By: CH (MAJ) Joseph Messinger, USA
Chanukah 2009 found me deployed to Afghanistan in support of the 82nd Airborne’s mission to provide comprehensive Jewish religious coverage and support for Operation Enduring Freedom. It was a year full of battlefield circulation, patrols, convoys, a visit to the country’s last synagogue and last Jew, and even serving as a rabbinic kosher certifier of raisins, which in turn were exported to the global community. Naturally, I could not be everywhere, and I would collect stories of what the holidays were like in other locations.
One day shortly after Chanukah, I met a Battalion Chaplain who looked at my name and Chaplain insignia and said, “Messinger… Yes! I’ve been getting your emails. Thank you! I want to show you a video.” This Chaplain was from a unit that was forward deployed to a tiny COP (Combat Outpost) near the Durand Line. The Durand Line starts in Iran, ends in China, and bifurcates Afghanistan and Pakistan. At the southern border of the Hindu Kush, the elevation is high and both the roads and sky are not easily traversed. It is not a friendly place for Americans.
So out comes his camera and he proceeds to play a series of videos. At first it was hard to see what I was looking at. I thought it was a video of the sun—sometimes the sun can shine so brilliantly that the image resolves as a dark sky and a bright ball of light.

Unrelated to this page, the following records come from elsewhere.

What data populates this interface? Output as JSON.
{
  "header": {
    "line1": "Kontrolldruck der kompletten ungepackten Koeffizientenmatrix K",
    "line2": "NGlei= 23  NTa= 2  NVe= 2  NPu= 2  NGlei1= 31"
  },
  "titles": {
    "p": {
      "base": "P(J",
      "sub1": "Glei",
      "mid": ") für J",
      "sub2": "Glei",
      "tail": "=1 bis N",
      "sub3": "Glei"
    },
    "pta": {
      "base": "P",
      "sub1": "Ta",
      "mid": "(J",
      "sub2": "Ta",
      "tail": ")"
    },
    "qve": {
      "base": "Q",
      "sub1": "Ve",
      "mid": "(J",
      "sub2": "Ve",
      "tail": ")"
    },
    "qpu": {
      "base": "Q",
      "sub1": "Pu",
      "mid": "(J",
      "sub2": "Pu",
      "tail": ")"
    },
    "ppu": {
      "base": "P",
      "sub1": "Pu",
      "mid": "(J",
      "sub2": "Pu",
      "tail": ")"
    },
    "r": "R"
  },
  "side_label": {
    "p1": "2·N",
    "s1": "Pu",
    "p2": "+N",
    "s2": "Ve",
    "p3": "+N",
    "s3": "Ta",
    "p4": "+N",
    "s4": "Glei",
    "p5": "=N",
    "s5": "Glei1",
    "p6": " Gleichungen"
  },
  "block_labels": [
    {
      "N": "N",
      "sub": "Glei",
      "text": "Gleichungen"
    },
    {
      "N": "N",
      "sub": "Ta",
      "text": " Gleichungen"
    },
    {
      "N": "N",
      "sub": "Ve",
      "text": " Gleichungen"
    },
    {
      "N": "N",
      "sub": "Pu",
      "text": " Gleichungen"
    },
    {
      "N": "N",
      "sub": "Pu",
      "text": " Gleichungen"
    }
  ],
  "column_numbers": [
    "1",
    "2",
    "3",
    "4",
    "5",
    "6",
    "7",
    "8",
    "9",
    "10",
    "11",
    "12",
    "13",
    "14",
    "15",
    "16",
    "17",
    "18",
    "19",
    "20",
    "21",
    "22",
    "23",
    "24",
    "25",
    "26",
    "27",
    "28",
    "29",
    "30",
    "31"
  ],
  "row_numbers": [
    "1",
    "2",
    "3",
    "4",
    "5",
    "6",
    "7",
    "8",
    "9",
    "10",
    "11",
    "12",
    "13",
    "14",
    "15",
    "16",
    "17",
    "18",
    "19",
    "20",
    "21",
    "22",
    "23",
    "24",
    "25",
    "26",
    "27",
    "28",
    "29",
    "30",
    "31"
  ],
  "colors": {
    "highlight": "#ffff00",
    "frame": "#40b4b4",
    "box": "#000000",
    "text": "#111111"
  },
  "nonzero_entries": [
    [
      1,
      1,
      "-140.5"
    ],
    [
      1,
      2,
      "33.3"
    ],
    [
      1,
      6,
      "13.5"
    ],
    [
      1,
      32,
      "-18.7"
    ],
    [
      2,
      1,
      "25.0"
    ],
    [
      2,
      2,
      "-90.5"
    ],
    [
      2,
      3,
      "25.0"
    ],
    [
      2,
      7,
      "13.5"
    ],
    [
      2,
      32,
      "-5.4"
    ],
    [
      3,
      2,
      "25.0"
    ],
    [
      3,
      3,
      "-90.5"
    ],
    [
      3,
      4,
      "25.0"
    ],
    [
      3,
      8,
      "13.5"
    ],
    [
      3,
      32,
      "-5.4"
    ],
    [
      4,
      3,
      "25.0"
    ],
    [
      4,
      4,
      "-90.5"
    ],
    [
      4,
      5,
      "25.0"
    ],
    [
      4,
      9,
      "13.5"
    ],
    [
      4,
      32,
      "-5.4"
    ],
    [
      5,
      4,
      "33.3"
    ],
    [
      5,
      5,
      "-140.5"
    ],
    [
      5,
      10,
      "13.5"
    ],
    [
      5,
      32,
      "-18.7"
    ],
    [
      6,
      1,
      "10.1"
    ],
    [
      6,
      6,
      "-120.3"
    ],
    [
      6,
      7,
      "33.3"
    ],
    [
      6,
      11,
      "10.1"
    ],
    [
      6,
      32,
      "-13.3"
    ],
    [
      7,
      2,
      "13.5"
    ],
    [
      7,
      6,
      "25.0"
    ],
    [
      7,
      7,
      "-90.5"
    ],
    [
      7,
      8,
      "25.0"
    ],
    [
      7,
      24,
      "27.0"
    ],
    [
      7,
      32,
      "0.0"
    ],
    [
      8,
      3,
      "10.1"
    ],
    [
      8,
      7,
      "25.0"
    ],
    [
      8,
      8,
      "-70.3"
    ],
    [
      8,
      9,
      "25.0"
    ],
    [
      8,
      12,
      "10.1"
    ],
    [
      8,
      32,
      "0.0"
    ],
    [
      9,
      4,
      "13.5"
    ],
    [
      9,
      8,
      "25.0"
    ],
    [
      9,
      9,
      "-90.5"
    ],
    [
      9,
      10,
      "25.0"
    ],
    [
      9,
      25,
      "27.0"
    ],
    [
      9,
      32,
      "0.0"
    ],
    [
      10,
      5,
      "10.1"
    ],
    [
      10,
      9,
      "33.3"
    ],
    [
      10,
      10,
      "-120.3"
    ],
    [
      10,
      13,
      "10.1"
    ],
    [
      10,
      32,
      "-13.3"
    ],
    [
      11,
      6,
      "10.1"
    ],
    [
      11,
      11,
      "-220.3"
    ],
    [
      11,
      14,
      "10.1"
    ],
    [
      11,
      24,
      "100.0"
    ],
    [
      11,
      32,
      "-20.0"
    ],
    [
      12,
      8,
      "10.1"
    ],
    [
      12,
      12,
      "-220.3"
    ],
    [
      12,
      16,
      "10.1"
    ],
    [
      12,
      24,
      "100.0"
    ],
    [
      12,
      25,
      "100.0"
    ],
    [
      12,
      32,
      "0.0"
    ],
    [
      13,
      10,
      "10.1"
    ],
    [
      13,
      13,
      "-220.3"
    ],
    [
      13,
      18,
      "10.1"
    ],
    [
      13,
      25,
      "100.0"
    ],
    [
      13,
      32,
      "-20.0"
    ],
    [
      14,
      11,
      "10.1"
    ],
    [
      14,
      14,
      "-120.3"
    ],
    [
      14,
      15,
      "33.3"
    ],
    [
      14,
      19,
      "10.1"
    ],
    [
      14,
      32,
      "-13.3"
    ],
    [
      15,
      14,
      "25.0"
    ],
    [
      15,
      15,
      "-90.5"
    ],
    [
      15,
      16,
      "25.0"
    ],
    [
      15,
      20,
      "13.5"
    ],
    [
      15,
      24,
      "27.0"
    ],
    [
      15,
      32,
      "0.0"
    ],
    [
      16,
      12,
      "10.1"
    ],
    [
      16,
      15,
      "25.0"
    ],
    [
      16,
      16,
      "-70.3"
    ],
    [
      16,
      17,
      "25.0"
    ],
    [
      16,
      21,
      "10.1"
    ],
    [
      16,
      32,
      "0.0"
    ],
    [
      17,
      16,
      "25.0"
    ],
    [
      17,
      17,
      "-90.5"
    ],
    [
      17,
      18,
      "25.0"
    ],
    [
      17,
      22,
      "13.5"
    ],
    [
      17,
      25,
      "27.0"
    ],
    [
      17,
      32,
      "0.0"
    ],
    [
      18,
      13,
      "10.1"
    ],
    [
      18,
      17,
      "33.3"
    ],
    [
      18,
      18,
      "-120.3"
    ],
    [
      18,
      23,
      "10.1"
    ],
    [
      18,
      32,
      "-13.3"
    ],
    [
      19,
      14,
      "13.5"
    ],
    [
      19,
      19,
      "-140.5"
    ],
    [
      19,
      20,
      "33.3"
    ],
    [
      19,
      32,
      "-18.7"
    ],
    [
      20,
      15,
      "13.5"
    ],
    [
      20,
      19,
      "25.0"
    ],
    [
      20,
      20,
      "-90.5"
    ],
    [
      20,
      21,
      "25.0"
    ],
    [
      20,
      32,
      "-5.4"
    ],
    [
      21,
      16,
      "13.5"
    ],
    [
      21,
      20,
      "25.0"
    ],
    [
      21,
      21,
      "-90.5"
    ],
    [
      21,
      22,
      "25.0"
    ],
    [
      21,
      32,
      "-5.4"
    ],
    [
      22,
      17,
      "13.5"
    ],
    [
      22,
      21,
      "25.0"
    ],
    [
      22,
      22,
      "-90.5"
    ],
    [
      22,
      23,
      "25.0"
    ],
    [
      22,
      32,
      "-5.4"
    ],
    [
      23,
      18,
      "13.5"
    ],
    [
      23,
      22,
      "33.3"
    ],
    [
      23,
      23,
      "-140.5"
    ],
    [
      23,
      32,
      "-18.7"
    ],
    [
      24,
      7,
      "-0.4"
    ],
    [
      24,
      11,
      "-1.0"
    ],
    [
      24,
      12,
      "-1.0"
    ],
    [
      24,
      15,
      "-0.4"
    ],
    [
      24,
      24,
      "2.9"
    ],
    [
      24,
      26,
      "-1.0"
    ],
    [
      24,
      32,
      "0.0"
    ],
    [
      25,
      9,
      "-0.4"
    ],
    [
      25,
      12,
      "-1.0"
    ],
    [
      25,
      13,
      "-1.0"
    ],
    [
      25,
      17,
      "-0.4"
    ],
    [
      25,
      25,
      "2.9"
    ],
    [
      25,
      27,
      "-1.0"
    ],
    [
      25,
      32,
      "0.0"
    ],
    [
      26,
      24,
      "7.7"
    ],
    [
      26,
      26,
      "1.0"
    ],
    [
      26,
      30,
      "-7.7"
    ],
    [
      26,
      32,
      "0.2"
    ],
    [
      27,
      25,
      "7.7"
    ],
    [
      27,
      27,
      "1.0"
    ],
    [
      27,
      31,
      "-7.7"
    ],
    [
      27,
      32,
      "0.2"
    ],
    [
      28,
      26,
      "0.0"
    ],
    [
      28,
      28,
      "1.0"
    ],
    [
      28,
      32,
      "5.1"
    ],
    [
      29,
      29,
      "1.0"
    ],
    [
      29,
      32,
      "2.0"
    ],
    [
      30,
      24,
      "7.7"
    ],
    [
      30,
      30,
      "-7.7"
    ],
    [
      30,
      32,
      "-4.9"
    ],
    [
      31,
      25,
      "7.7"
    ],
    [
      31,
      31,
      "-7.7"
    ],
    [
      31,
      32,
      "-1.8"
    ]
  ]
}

But these lights were slowly falling earthward and then illuminating the jagged edges of the mountainous and booby-trapped Hindu Kush. What I was looking at were phosphorus flares used as battlefield illumination. They are fired from artillery, and when they go off, they momentarily turn the impenetrable blackness of a mountain night into high noon. Like mini-suns, they shine and turn the concealed visible. Now seeing this in person is amazing, but why was this Chaplain showing me these video clips? Why so many, and why did each video add another phosphorus flare?
And then he explained. “A few of my Soldiers are Jewish. I had candles, dreidels, and other holiday items for them, but being so far away from home, I wanted to make sure that my Soldiers had a special and memorable Chanukah, and even bring them a little closer to God. I wanted to do something more for them. So I spoke with my command and coordinated at the Company level that every night of Chanukah an appropriate number of flares would be fired into the sky. On the first night of Chanukah we shot off one, and then each subsequent night added another, until there were eight simultaneous flares hanging in the deep night, illuminating two countries!”
I was amazed. A story made possible only by US Military Chaplaincy: a Protestant Christian ministering to the needs of Jewish Soldiers, with the sincerest wish of helping them connect to their heritage and ultimately the meaning of life.
Internally, I wonder what’s the other half of the story? I would like to believe that on those nights of Chanukah, multiple attacks of enemy combatants were thwarted. Shadowy figures slowly creeping in and infiltrating the switchbacks of the mountain terrain were caught off guard and wondered how those Americans knew where they were. “Ok,” says one to the other, “We’ll try again tomorrow!” But the next night… “Oh no!” he declares again and again, “Look at those lights! They must know we are here!” But who can know every detail in the vast tapestry
of history?
What I do know is that just as the ancient Maccabees looked to G-d for a light to guide their ways and firm their footsteps, this fellow Chaplain, in the highest tradition of the United States Military Chaplaincy, did the same for his Jewish Soldiers with undoubtedly the brightest Chanukah menorah ever lit! Yarmulkes on and hats off to you, brother Chaplain! Pro Deo et Patria!